Furthermore, the operational concepts should probably look quite different from the linear style of warfare adopted in 1991. This should be a war of many and simultaneous fronts, massive air attacks directed at the regime, and extensive use of special operations as well as conventional forces.

It is virtually certain that rather than face waves of Apache helicopters or onrushing M-1 tanks, Iraqi soldiers will flee or capitulate. If Saddam tries to move the fight into cities, he will probably lose control of most, if not all of his forces. Above all else, however, the Iraqi people need to know that this war will not end until Saddam falls, but that when it does, it will bring about a far, far better life than they have known for more than 20 years. Even more than in Afghanistan, the follow-through to this campaign will be decisive.

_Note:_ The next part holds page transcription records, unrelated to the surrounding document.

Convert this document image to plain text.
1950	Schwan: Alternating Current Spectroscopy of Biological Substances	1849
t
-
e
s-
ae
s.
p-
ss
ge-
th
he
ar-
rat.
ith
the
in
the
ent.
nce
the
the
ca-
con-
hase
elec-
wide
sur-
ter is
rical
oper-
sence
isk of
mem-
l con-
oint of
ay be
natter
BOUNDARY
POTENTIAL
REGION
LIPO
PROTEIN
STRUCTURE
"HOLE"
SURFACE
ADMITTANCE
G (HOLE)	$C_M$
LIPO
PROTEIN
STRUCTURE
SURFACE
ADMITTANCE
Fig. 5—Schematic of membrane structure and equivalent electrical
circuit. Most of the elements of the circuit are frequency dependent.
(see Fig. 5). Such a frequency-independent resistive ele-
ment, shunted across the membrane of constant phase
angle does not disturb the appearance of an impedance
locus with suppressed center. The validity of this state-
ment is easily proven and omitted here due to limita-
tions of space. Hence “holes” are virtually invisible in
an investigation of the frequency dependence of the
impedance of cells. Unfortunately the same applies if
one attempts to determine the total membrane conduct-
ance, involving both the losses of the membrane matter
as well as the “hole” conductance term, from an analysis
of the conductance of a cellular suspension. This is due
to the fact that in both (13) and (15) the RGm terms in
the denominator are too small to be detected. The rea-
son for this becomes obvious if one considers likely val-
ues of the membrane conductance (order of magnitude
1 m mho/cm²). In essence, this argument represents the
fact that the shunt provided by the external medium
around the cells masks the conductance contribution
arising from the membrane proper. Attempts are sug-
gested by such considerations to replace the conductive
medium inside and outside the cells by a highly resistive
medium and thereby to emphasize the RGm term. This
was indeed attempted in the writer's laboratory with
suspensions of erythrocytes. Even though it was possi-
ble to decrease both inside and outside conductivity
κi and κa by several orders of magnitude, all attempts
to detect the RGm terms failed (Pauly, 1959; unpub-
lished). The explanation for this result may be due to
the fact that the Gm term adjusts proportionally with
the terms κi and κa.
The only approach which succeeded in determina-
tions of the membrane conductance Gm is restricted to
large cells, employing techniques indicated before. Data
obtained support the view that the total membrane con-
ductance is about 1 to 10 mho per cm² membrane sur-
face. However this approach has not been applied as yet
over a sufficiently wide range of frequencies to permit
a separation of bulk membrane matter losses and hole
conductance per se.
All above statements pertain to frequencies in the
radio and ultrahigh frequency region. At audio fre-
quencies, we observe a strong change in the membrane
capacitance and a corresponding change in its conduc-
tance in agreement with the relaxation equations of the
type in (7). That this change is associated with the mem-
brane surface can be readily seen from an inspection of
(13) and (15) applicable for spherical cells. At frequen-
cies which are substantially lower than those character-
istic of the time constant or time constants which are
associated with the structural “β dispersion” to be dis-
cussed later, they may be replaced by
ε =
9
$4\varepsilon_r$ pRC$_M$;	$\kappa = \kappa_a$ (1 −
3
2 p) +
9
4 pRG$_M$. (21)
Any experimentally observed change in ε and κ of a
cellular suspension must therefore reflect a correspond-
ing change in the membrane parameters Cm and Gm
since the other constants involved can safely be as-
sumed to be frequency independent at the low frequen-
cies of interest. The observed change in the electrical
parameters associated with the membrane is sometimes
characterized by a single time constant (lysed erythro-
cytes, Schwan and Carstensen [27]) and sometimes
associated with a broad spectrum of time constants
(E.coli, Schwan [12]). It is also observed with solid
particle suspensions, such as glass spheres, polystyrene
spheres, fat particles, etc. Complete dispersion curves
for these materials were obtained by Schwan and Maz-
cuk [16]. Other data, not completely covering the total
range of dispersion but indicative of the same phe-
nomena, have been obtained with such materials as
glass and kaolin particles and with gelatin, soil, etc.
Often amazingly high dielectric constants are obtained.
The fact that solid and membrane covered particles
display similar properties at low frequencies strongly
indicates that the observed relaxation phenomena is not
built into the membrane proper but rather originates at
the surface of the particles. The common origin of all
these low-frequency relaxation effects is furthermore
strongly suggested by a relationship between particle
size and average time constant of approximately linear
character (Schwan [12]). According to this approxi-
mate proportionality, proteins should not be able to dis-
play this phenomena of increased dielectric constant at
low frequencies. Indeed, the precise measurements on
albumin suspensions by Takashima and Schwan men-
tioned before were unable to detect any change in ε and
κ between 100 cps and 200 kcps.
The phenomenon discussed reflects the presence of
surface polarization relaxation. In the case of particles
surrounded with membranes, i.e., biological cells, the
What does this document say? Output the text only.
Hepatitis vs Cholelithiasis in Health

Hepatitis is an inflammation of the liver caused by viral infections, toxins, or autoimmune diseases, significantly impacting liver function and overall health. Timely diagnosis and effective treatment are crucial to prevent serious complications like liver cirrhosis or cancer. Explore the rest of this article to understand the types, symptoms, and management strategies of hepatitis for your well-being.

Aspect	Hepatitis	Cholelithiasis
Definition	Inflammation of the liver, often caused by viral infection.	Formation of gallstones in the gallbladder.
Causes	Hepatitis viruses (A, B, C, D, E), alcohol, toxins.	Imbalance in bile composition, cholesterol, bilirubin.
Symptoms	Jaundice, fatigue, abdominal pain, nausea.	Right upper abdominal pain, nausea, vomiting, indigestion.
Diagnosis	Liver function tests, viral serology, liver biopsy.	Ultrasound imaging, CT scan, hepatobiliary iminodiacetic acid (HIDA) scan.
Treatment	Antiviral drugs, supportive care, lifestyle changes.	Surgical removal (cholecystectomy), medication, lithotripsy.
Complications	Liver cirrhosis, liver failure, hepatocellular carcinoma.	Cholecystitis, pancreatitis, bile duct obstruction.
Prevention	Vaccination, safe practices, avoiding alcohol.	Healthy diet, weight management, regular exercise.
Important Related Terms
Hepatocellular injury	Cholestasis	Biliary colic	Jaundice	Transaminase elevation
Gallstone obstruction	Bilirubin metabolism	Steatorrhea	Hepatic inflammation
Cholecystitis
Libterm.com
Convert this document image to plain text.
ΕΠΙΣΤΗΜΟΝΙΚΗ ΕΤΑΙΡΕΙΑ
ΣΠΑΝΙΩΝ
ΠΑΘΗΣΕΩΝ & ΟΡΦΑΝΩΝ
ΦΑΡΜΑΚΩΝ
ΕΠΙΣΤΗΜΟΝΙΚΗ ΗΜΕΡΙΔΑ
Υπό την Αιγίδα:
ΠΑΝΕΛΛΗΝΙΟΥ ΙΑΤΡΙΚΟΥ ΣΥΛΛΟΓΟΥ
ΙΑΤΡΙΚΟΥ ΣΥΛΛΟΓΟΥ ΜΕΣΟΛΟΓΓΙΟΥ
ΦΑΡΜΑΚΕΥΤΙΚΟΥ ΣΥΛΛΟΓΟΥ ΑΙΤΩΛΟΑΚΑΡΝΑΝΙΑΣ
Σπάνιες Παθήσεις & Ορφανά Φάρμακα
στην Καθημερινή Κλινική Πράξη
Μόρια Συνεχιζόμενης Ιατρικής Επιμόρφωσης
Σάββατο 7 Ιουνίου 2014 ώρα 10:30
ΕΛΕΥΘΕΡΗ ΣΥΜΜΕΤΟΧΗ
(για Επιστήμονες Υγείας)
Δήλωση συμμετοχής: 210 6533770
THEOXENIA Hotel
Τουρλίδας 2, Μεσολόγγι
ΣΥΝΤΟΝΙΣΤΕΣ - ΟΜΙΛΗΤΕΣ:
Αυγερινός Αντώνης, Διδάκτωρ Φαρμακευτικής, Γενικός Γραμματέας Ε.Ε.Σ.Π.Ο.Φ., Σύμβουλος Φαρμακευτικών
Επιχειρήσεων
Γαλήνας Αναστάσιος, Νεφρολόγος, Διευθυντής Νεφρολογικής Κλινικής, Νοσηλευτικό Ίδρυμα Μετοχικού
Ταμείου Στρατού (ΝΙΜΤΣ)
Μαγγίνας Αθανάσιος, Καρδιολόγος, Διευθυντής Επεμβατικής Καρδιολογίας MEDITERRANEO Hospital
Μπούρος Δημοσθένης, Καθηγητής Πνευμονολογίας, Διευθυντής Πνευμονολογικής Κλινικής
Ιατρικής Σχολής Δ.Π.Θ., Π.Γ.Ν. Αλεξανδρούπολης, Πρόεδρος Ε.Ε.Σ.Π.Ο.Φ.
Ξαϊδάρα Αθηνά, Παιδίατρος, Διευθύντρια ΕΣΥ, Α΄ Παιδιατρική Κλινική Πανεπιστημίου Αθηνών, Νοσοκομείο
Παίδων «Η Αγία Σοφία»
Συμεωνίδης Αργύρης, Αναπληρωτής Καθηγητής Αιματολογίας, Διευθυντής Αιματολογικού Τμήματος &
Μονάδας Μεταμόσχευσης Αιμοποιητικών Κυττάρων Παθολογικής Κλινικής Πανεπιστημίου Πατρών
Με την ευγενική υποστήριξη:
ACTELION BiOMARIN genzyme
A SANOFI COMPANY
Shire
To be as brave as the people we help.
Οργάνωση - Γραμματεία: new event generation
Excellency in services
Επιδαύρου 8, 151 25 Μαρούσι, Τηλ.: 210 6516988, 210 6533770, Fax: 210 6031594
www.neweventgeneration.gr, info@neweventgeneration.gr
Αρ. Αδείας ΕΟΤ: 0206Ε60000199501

This will be an unpopular war in some quarters, and it will encounter resistance from our clients and nominal allies in the Middle East. Here, the U.S. should use a different tone from the usual. Henceforth, we should say (to the Saudis above all) that the U.S. plays by "9/11" rules. These mean that we help our friends, punish those who impede us, and annihilate those who attack us. Curiously, we have managed to express gratitude to Saudi Arabia for its permission to defend the desert kingdom, even as it has undermined Arab-Israeli peace negotiations, allowed its money to go to terrorists, refused cooperation in our investigations, and even (unwittingly, to be sure) provided the bulk of the manpower for the attacks of Sept. 11. Now, we will expect Saudi support, and not regard it as a favor or an indulgence.

War with Iraq will have its perils. Some are likely to be illusory: the Arab "street," for example, which never quite rises as promised. Others may be quite real, to include the use of chemicals and biological weapons. Should the U.S. fail to take the challenge, sooner or later it is sure to find Iraqi terror on its doorstep. It may have already. Should the U.S. rise to the occasion, however, it may begin a transformation of the Middle East that could provide many benefits to the populations of an unfree region. That will, in the end, make us infinitely more secure at home.

Mr. Cohen is a professor of strategic studies at the School of Advanced International Studies at Johns Hopkins University.